My small town of Steubenville has a population of about eighteen thousand, down from about thirty-eight thousand in 1940. The population has been in decline ever since the 40s and it shows no sign of stopping. But we still have housing for about thirty-eight thousand. These are mostly Sears and Roebuck pre-cut houses from the teens and twenties, very sturdy and respectable constructions. But now they’re derelicts, their windows are broken, rats colonize them. Arsonists occasionally have fun setting a derelict ablaze and then we all get asbestos in our lungs. They drive down the value of the neighborhood. No one profits from those houses remaining empty.
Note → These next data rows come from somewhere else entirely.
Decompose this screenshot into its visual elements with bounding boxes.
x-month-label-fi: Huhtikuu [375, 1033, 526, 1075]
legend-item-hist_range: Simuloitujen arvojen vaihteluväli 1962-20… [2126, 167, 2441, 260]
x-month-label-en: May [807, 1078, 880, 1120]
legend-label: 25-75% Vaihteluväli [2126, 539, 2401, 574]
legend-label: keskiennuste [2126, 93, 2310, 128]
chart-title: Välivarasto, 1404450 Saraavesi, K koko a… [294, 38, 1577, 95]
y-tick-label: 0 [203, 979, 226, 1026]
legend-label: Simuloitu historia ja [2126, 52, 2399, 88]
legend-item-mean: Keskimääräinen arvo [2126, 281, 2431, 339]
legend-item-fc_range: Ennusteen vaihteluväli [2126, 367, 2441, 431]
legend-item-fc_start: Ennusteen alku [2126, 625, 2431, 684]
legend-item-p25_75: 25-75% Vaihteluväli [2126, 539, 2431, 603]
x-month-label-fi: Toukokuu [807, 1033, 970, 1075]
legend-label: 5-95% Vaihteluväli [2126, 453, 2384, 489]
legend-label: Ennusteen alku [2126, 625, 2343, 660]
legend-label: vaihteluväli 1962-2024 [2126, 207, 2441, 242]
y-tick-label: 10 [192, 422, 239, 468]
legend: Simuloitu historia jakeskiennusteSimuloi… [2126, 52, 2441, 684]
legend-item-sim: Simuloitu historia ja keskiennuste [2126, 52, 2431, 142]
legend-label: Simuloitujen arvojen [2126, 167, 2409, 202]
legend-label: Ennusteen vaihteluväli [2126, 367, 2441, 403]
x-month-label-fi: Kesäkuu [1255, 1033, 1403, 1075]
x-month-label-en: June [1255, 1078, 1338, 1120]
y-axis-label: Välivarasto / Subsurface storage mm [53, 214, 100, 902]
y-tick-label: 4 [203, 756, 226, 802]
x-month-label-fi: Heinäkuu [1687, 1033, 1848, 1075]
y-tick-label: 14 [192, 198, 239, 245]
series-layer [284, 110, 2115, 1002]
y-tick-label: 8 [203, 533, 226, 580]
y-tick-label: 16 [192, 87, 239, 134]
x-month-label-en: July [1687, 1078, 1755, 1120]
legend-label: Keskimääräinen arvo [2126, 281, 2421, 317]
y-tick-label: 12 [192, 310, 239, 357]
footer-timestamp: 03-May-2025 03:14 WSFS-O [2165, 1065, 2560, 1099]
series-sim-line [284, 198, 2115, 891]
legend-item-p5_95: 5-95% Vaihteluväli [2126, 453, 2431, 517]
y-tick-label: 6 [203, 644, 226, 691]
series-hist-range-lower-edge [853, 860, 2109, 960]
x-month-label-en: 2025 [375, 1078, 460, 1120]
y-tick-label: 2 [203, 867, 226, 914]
I say we welcome twenty thousand and one refugees right here to town. Settle twenty thousand in the derelict houses, and one can sleep on my sofa. There’s a beautiful boarded-up building downtown that I’m guessing from the architecture was once a synagogue but is now abandoned; the Muslim refugees could have that for a mosque. The Christian refugees would surely feel at home at the Orthodox churches of which we have several. We can also give quite a few of them the abandoned shops downtown that nobody wants to fill. People are desperate to get somebody to open businesses in Steubenville, but nobody wants to. Let’s get some hardworking immigrants to open businesses here. They could re-open the grocery store downtown; they could have book shops and clothing stores and food trucks. Craftsmen could craft things. I could order Middle Eastern takeout whenever I wanted. Nosy university students would get actual practice in talking to people from other religions. The terrifying racists in this town would be forced into meeting and interacting with human beings rather than the caricatures they’ve been taught to expect.  I don’t see a single downside.
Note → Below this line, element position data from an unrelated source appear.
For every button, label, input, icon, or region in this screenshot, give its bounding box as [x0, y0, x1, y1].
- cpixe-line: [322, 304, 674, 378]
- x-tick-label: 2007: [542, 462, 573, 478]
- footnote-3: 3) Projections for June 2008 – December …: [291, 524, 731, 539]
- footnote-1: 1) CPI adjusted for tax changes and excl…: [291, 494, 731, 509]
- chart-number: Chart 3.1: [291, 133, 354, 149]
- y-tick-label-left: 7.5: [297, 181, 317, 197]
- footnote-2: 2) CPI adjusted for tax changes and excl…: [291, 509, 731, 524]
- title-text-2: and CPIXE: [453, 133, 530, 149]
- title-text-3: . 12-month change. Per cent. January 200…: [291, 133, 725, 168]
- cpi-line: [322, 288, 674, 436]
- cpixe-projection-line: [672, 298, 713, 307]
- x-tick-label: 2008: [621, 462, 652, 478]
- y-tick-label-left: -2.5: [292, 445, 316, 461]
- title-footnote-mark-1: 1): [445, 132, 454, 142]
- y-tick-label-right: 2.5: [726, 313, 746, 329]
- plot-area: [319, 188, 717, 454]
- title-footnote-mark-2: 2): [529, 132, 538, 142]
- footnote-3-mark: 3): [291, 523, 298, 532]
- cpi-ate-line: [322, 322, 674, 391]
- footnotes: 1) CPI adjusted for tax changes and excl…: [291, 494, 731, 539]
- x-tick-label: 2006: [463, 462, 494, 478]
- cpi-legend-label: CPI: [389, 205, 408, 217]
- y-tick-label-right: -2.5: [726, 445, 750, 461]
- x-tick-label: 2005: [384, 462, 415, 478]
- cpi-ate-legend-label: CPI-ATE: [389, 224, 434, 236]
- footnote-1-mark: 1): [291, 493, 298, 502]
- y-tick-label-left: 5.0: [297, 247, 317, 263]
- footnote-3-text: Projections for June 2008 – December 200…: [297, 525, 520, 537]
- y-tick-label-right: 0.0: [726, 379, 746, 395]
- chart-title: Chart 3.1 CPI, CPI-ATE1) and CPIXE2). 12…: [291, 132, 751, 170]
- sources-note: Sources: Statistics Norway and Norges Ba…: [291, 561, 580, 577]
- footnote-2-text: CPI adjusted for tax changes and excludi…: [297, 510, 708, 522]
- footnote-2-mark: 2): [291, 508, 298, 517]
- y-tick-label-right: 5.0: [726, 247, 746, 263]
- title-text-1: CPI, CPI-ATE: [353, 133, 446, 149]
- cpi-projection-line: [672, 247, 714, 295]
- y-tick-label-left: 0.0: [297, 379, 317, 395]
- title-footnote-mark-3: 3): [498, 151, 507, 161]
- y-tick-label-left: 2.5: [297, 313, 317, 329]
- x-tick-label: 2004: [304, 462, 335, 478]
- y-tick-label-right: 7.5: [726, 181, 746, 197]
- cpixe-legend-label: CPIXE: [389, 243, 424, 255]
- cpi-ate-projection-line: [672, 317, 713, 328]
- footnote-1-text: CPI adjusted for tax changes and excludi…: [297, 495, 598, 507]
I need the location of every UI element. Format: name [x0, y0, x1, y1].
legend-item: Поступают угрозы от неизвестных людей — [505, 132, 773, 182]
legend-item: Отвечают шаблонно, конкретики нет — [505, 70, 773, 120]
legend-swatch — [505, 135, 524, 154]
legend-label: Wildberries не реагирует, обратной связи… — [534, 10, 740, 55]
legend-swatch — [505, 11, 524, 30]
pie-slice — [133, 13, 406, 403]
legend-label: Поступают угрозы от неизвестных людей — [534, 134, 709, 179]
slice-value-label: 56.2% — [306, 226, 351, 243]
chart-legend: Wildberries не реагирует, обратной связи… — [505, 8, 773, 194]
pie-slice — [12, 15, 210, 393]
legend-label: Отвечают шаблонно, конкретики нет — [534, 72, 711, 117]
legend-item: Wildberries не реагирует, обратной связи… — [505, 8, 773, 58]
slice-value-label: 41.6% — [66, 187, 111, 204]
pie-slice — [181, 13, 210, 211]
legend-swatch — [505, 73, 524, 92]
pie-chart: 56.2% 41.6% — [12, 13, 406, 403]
Now, would that specific plan work? I don’t know. Maybe not. But something like it could work, because refugees are humans, and humans are not problems.

It is against our faith to think of humans as problems. Once you start thinking of them as problems, you start thinking of how to solve them, and next thing you know you’re trying to make them go away. That’s not how we’re supposed to treat people. We are supposed to view them as good, and find a way to welcome them in the name of Christ. And why does Christ want us to do that? Because it’s hard and difficult and He likes to see His children inconvenienced? Not at all. It’s because people are good. People are how He visits us.
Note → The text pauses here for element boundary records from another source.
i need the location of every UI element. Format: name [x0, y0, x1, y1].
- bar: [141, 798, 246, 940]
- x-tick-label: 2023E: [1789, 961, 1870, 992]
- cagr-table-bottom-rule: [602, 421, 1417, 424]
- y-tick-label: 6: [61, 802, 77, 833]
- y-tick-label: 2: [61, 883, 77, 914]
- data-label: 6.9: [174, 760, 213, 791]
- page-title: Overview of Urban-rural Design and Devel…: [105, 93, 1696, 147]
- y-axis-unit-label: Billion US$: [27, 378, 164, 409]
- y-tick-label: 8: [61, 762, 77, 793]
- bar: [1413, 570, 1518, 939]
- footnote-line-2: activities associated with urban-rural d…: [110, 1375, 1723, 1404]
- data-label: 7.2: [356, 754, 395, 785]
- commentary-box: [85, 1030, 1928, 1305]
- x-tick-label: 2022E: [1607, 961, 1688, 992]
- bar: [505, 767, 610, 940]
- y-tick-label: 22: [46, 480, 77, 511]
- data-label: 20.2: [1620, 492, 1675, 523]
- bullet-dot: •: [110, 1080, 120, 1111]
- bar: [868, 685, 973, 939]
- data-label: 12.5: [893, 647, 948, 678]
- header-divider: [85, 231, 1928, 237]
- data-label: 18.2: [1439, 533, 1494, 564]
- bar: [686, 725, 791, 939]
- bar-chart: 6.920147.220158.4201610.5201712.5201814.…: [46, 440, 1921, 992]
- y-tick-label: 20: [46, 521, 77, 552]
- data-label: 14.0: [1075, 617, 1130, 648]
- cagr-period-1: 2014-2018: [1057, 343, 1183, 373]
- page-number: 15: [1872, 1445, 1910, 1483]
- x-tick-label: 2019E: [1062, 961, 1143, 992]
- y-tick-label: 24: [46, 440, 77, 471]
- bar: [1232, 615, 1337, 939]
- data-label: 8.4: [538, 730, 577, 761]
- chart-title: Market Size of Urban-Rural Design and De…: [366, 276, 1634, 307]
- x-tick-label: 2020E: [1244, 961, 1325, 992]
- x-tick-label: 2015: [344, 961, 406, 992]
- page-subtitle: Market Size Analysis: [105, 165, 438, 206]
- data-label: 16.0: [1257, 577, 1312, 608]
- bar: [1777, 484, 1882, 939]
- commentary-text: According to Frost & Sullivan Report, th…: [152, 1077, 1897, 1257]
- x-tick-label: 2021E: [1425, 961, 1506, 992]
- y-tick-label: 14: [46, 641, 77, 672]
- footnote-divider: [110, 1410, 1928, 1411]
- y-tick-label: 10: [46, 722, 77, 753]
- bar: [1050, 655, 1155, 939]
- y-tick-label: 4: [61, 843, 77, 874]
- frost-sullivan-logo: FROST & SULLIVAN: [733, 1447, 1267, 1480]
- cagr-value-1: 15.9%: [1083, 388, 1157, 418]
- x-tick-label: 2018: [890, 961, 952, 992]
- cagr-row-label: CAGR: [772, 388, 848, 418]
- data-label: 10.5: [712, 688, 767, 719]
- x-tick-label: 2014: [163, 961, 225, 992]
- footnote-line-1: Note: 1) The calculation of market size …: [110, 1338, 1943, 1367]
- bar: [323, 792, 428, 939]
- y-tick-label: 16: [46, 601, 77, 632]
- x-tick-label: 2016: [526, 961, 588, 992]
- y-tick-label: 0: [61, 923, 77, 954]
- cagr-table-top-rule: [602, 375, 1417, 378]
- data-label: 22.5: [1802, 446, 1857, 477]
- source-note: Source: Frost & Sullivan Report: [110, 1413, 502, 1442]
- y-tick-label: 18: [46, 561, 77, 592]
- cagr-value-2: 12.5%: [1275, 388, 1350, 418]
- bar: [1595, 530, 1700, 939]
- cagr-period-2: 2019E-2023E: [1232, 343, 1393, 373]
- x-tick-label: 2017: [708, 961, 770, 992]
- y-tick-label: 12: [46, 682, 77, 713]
This is a huge challenge for everyone, myself included. We’ve all got a group of people we’d like to treat like a problem in the way; I can mention several, if I’m honest with myself. But we’re not allowed to do that. We can’t claim that they’re not worthy of our help because they’re the wrong kind of people. We cannot say “How can you complain about poor children when unborn babies die in the womb?” We have to fight for them both. We can’t say “how can you worry about prisoners  after what they did to their victims?” We have to care for both. We certainly can’t pit veterans against refugees or foreigners against Americans as if we’re only capable of helping one group.  We have to reverence every icon Christ sends our way. If a person is in need, that person is your neighbor. Your soul depends on providing for your neighbor, not because God is mean but because providing for your neighbor is good for you. And sometimes, as in the case of refugees, providing might mean making them the other kind of neighbor– a person who lives close to you.

This is hard. This is something I fail at, and I must repent of my failure and try again every day.  But this is the task Christians find ourselves with.

Where will we put all these refugees? I don’t know. I know that refugees are humans, and because they are humans, they are not problems. And my soul depends on not treating them like problems. The same for every other human being I encounter.